India’s state-run firm delivers best trading debut in two years

Bloomberg

Indian Railway Catering & Tourism Corp (IRCTC) more than doubled on the first day of trading, the best debut for a mainboard listing since 2017, after its public float emerged as the most sought after for the nation’s state-run firms.
Lured by IRCTC’s monopoly status, investor demand exceeded shares on offer by 112 times, eclipsing the government-owned Housing & Urban Development Corp and Cochin Shipyard Ltd, whose maiden offerings were oversubscribed more than 75 times in 2017, a record year for Indian IPOs.
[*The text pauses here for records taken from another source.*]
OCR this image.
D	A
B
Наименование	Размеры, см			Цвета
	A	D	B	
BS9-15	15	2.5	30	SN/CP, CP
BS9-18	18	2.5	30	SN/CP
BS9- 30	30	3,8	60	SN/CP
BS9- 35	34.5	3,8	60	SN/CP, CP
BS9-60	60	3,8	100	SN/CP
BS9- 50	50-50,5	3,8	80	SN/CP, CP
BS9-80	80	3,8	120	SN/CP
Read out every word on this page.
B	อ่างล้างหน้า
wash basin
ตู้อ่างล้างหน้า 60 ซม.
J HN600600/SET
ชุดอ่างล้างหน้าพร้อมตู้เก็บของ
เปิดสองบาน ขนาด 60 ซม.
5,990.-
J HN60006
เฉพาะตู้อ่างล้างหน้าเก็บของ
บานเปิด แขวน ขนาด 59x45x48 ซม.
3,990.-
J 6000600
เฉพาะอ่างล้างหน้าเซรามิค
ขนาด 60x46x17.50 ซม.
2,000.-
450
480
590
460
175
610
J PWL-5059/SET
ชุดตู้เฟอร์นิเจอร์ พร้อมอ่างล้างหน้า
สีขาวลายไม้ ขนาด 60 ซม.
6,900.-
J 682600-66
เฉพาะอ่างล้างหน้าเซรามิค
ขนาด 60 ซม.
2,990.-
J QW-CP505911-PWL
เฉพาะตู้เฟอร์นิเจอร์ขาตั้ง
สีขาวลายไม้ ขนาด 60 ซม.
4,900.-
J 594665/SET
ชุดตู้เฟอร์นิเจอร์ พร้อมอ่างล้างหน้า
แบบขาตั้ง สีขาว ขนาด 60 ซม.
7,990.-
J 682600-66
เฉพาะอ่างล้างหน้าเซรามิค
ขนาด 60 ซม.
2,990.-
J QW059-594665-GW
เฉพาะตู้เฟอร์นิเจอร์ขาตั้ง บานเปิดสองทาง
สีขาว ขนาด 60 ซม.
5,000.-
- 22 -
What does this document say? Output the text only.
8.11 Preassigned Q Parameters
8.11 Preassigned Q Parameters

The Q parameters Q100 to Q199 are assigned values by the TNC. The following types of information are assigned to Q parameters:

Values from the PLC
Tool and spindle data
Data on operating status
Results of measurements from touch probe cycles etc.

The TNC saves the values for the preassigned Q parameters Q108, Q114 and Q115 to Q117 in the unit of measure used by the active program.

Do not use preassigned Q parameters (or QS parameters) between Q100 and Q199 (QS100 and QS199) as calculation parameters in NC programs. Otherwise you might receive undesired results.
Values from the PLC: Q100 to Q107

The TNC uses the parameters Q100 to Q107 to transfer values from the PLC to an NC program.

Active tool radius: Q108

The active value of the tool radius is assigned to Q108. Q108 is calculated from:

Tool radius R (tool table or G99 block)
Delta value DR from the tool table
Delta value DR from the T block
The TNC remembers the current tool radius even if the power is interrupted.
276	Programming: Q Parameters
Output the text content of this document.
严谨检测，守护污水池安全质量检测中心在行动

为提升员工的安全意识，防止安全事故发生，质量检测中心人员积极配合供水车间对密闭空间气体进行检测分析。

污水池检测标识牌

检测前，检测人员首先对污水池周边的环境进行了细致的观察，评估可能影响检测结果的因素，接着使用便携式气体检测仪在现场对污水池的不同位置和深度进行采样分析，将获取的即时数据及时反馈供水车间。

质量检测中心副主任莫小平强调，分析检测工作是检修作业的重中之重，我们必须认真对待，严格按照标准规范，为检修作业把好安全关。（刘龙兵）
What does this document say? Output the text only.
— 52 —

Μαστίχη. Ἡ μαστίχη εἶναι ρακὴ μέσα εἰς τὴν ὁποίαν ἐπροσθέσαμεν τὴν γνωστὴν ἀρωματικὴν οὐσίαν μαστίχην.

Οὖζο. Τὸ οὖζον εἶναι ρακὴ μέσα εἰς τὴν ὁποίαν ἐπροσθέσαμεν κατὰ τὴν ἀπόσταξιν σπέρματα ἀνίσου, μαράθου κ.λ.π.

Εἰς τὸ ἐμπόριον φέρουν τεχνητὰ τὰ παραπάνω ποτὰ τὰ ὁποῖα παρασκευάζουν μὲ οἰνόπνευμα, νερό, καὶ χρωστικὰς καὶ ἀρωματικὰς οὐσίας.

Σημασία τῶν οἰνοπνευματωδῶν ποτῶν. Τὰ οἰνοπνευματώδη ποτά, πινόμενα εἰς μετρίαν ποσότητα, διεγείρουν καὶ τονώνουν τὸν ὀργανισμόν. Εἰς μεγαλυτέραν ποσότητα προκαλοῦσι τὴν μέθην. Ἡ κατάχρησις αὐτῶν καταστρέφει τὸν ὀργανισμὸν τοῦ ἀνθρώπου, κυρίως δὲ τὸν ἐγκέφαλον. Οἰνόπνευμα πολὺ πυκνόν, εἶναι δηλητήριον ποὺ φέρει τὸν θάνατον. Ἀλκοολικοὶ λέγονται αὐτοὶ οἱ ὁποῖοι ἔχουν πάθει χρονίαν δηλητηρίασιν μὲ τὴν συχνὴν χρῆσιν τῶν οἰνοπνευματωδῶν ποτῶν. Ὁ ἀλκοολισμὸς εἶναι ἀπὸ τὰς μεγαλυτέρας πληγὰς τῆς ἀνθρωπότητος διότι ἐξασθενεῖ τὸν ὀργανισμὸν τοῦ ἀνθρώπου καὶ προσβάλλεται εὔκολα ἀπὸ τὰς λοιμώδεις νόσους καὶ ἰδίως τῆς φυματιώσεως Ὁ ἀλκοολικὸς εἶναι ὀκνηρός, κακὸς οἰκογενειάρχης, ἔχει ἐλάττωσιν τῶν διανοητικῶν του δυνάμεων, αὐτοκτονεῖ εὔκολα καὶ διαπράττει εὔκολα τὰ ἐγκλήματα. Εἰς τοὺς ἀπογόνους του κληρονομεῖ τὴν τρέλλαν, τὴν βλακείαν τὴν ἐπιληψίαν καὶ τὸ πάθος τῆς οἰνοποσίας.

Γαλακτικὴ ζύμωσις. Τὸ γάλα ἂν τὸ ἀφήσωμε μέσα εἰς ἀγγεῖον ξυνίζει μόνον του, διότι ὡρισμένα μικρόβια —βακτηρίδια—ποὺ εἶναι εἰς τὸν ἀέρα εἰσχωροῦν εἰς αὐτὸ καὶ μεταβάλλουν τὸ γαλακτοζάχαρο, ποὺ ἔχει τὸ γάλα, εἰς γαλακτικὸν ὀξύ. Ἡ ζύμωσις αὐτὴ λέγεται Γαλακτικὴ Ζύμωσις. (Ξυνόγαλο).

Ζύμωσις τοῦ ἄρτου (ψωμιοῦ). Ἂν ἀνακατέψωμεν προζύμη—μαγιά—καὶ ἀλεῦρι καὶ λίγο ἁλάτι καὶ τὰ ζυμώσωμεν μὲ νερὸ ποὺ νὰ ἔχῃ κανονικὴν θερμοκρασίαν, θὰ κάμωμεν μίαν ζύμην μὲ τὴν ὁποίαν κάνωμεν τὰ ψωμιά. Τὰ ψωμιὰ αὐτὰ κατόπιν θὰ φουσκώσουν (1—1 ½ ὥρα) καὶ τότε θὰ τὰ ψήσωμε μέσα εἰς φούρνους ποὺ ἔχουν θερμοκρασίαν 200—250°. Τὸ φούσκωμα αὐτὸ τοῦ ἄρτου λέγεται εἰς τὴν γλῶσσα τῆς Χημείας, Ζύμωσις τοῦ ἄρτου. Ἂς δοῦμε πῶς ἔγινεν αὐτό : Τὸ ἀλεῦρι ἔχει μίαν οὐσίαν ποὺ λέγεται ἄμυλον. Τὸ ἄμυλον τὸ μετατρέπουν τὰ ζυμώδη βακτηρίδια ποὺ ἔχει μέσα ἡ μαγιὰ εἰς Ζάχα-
The company garnered 6.43 billion rupees ($91 million) for the government, which sold 20.1 million shares, or a 12.5% stake, in a price band of 315-320 rupees apiece. IRCTC’s IPO is also the biggest and the most successful among the four companies from the Indian Railways stable that have gone public.
The company’s core business is spread across four verticals — railway catering, tourism services, online ticketing and packaged drinking water. It is the only authorised firm by the Indian Railways to provide these services in trains.
Catering service is the largest contributor to IRCTC’s top line and the company controls about half the bottled water sold on stations.
Even so, it is internet ticketing that adds the most to its bottomline. About three-quarters of 1.4 million people who traveled by train daily in the April-to-August period booked tickets online.
“It is a unique IPO as most of IRCTC’s businesses are a monopoly,” said Abhimanyu Sofat, head of research at Mumbai-based IIFL Securities Ltd. “There are future levers of growth in terms of the fee charged on the ticket booking and packaged drinking water.”
The company has resumed charging a fee on tickets booked online, which is expected to add 4.5 billion rupees to revenue annually, said Arafat Saiyed, analyst at Mumbai-based brokerage Reliance Securities.